The decision to sell Jupiter Absolute Return seemed surprising, as the fund was only purchased about three months earlier. However, Gilligan explains: ‘The logic when we bought it was that we wanted to be more cautious in the short term, as we believed a market correction was likely.’ But after markets went down in the second half of April, and the European Central Bank announced that it would buy euro-denominated government and corporate bonds, Gilligan decided it was the right time to switch out of the fund. He felt that riskier assets had become more attractive again and wanted to be more exposed to the markets.
However, he left half of the proceeds with the same investment manager, Philip Gibbs, who runs both Jupiter Absolute Return and Jupiter International Financials, which invests in financial companies globally. Gilligan has been a long-time admirer of Gibbs and his ability to time the market, and the new fund, unlike the original Jupiter Financial Opportunities, also run by Gibbs, enables him to short individual equities as well as have long-term holdings.
The other half of the money was invested in Axa Framlington UK Select Opportunities, making it the portfolio’s largest holding. It invests in companies with a good exposure to emerging markets. These types of equities had been sold down aggressively and he saw an opportunity to buy into them much more cheaply than before. This would enable the fund to benefit from the ongoing growth in the emerging markets even if European markets did not recover.
Unfortunately, since making this switch, both funds have fallen back. Over the quarter Axa Framlington UK Select Opportunities lost 6 per cent, although Gilligan points out that this was only half the fall in the FTSE All-Share index.

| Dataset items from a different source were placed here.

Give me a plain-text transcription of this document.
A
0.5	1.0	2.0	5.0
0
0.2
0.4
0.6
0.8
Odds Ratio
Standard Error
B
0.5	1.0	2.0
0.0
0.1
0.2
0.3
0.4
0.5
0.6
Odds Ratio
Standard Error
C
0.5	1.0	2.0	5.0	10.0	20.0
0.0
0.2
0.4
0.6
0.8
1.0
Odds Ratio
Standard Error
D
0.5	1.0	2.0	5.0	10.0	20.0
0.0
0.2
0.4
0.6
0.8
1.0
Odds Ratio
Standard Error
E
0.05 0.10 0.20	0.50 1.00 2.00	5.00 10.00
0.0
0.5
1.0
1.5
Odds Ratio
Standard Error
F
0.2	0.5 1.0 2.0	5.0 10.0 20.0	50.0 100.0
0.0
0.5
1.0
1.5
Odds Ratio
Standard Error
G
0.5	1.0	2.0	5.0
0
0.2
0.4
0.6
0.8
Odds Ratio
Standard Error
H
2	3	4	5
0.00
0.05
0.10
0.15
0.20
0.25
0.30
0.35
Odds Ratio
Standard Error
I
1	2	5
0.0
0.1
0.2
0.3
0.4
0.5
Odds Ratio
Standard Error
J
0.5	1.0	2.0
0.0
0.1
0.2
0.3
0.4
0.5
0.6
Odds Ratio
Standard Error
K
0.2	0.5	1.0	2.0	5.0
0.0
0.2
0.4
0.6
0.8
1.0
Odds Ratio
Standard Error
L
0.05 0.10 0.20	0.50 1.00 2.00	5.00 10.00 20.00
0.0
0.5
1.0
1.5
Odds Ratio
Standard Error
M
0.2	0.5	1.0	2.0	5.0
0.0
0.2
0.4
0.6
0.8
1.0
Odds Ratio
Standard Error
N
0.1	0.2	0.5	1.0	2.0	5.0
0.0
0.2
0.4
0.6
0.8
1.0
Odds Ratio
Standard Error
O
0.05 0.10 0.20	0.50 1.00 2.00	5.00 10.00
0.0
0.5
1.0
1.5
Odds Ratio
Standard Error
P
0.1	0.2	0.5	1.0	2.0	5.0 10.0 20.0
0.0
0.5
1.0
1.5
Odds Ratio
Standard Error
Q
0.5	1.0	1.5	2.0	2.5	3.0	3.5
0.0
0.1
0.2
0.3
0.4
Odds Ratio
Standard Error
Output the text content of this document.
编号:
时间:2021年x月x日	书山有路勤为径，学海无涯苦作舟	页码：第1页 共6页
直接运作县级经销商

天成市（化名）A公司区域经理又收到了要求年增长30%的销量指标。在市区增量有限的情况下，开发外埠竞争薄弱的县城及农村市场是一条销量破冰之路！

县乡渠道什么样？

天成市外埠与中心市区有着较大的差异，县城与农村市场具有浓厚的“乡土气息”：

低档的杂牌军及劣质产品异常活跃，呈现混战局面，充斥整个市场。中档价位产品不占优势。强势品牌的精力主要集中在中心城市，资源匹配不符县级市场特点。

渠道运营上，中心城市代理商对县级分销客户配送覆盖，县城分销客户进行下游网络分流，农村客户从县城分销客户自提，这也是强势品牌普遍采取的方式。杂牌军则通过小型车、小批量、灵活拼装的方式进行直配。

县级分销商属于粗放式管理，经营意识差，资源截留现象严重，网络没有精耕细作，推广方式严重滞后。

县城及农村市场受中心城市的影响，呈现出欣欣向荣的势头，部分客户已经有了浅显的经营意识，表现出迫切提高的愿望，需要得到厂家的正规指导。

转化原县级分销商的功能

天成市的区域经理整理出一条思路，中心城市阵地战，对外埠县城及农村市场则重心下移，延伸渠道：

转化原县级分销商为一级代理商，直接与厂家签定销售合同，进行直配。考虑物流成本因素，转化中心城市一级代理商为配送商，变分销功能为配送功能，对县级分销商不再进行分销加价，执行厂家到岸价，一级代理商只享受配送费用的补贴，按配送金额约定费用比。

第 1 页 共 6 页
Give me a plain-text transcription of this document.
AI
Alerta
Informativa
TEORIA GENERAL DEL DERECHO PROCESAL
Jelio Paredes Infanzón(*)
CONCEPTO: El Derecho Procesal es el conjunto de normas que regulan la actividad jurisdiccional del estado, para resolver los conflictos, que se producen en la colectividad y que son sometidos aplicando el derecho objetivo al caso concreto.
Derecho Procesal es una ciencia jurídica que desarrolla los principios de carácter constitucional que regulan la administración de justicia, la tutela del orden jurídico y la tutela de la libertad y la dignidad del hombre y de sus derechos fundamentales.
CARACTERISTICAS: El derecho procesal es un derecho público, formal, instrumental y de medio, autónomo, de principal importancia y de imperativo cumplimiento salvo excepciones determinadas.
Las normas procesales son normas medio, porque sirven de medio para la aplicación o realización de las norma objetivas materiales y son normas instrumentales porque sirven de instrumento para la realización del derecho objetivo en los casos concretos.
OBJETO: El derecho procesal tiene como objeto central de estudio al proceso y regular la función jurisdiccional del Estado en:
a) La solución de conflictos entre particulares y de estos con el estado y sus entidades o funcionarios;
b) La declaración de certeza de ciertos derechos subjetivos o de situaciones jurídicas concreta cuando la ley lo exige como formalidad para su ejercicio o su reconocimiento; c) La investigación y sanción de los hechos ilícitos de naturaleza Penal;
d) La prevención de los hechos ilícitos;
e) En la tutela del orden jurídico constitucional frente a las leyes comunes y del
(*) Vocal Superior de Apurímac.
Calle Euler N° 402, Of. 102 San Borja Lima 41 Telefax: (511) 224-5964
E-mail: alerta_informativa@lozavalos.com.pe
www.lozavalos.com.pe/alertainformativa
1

The steepest decrease in value over the quarter was suffered by City of London Emerging World, which fell by 7.5 per cent. Gilligan explains that investors have been moving out of so-called risk assets by selling holdings such as this one, where they had made profits, and switching into more defensive areas. However, he feels these falls provide useful opportunities for investors to add to their Asian and other emerging market holdings.
Overall, Gilligan believes equities are now oversold and the steam has been taken out of the markets. Although he intends to maintain his bond holdings in the portfolio, he believes equities are the more attractive place to be.
‘The next few months could actually be positive for the markets,’ he believes. ‘The only reason for selling equities now would be if you expected a further downturn. However, I don’t think a double dip on a global scale is likely. If China started slowing down significantly, for example, the authorities would do something about it.